In January, he was elusive. He couldn’t “say when it [would] be ready.” By August, he promised a score by the spring of 1931.
Then, in the summer of 1931, Sibelius made an announcement: the symphony was almost ready to be sent to the printers. Koussevitzky was ecstatic, and he took out an article in the Boston Evening Transcript advertising the premiere. Sibelius responded to that by saying the symphony wouldn’t be ready after all.
This frustrating game of cat and mouse continued through 1933, at which point Koussevitzky gave up. He gave a cycle of Sibelius symphonies, whose highlight was meant to be the premiere of the eighth symphony. The cycle came and went, with no eighth symphony.
So Was Sibelius Writing Anything At All?
It’s enough to make one wonder if Sibelius had written anything at all! And yet his diary and correspondence with his wife Aino prove he must have.
In May 1931, he wrote to her about the progress he was making, and his diaries reveal tantalizing clues. He said that the new work was “romantic” and “like coming home” and that working on it made him feel “full of youth. How can this be explained?”
A genuine breakthrough seems to have occurred in the summer of 1933 when Sibelius hired his copyist to make a fair copy of the first movement.

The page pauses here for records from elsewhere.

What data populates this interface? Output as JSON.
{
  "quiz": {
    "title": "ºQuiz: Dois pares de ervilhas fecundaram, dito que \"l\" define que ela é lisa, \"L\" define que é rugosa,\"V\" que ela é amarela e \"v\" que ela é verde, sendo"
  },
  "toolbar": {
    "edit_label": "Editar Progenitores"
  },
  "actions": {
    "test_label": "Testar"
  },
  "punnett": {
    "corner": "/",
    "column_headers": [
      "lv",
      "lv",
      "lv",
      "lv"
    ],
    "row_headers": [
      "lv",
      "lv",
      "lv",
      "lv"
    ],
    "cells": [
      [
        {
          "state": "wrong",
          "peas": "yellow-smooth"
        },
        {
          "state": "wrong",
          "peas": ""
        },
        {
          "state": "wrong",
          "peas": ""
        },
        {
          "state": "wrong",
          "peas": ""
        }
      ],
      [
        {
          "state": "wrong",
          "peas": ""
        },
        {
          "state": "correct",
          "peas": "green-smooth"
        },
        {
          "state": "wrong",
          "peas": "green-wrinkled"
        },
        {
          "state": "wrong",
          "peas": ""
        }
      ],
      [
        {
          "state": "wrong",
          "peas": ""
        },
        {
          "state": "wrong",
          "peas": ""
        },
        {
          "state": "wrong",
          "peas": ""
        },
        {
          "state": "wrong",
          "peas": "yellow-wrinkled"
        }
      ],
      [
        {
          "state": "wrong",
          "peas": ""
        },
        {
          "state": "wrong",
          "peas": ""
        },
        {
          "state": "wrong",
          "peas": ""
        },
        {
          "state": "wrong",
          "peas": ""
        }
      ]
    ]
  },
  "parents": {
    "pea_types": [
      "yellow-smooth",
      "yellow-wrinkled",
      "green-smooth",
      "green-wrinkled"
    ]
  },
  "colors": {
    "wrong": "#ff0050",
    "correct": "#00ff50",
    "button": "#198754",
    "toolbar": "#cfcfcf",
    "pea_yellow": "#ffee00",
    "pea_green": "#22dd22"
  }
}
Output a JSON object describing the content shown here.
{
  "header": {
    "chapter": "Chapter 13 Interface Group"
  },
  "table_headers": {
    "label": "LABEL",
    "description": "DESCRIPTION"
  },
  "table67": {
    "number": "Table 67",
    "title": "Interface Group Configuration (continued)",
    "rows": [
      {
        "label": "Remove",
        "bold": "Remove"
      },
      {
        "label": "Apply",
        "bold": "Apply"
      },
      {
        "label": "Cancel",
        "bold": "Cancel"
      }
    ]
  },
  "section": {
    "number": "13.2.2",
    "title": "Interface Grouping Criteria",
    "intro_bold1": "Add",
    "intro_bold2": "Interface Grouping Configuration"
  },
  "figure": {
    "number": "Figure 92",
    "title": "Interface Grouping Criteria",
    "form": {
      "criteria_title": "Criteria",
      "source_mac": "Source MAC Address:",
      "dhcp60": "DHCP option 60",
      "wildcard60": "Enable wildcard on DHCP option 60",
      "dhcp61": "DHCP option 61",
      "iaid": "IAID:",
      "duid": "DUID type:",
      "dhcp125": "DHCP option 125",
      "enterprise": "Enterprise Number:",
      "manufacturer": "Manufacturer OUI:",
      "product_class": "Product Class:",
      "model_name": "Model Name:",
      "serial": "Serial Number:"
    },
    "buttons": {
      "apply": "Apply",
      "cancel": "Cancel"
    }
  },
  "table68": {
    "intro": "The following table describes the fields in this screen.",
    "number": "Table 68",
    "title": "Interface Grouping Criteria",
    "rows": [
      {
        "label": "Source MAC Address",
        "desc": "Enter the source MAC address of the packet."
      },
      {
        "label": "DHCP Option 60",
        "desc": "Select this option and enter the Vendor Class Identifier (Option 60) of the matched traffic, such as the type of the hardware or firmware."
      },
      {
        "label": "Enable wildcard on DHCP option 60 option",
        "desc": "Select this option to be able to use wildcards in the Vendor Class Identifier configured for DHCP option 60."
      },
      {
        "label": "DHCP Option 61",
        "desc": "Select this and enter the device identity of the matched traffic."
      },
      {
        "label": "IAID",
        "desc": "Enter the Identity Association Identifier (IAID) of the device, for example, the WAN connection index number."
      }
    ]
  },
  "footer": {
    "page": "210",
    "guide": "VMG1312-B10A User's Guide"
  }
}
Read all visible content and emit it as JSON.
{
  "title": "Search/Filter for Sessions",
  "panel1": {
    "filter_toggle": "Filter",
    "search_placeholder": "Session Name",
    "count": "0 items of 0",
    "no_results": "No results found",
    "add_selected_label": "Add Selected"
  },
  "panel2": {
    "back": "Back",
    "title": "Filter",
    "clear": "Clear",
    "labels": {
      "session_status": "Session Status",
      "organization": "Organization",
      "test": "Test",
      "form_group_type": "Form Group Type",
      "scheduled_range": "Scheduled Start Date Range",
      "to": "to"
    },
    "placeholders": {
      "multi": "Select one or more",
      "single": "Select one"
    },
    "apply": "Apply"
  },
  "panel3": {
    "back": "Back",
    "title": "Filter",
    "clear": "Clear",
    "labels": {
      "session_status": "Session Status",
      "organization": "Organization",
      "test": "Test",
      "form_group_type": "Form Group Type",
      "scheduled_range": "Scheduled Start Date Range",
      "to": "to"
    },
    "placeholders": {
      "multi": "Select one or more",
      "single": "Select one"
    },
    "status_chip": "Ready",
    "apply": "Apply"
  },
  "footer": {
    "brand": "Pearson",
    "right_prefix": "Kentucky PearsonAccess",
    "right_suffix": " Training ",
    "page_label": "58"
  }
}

Sibelius suggested to him that what he’d copied out was only one-eighth of what was to come. The implications were staggering. If those proportions held, this last symphony would be his longest. The myth continued to grow.
Writer’s Block in the 1930s
But time passed with no updates, and contradictory reports began emerging from the composer himself.
In 1935, Sibelius gave an interview in which he stated he had recently discarded a year’s worth of work. It must have made his listeners’ hearts drop.
During this time, he was paralyzed by self-doubt. His daughter wrote, “He wanted it to be better than the other symphonies. Finally, it became a burden, even though so much of it had already been written down. In the end, I don’t know whether he would have accepted what he had written.”
World War and Burning Manuscripts
Stress brought on by the combined force of World War II and the Winter War between the Soviet Union and Finland put a damper on his creativity. Sibelius wrote that current events were keeping him awake at night.
He grew more and more troubled. Finally, at the tail end of World War II, Aino and Sibelius brought a stack of manuscripts to the dining room table, and Sibelius began to burn them. The destruction made Aino sick, but she didn’t stop her husband. (She surely realized she had no power to.) It is assumed that any existing manuscript of the Eighth Symphony was destroyed in the fire.
Sending up his old works in flame was deeply cathartic for Sibelius. Aino later recalled, “After this, my husband appeared calmer, and his attitude was more optimistic. It was a happy time.”
The Symphony That Refused to Die
But the idea still wasn’t completely dead. Sibelius made brief, vague references to an eighth symphony for years afterward.
Realistically speaking, though, his inspiration had run dry: not only when it came to symphonic music, but when it came to music, period.
After 1926, he only wrote a handful of works.
It’s unclear how much he wrote during the last decades of his life that was destroyed or even conceived of but never written down.
Sibelius died in 1957. He was a few months away from his 92nd birthday.
Legacy of the Eighth – And Could It Be Resurrected?
In the years since, scholars have looked at the remaining fragments and tried to reassemble at least a portion of the eighth to decidedly mixed results.
A few brief tantalizing excerpts have been recorded.
3 Sketches From Sibelius “Lost” 8th Symphony- World Premiere
Current views on the Eighth Symphony range from the opinion that there is enough surviving material to reconstruct the entire work – to the opinion that there very much is not – to the belief that doing so, even if it was possible, would be disrespecting Sibelius’s memory and wishes.
Maybe in the end, it’s enough to know that Jean Sibelius created a stunning oeuvre that audiences still enjoy today, even without the Eighth Symphony. Absent any major scholarly breakthroughs, it looks like we’ll have to make our peace with Sibelius’s decision to destroy his last, possibly best work.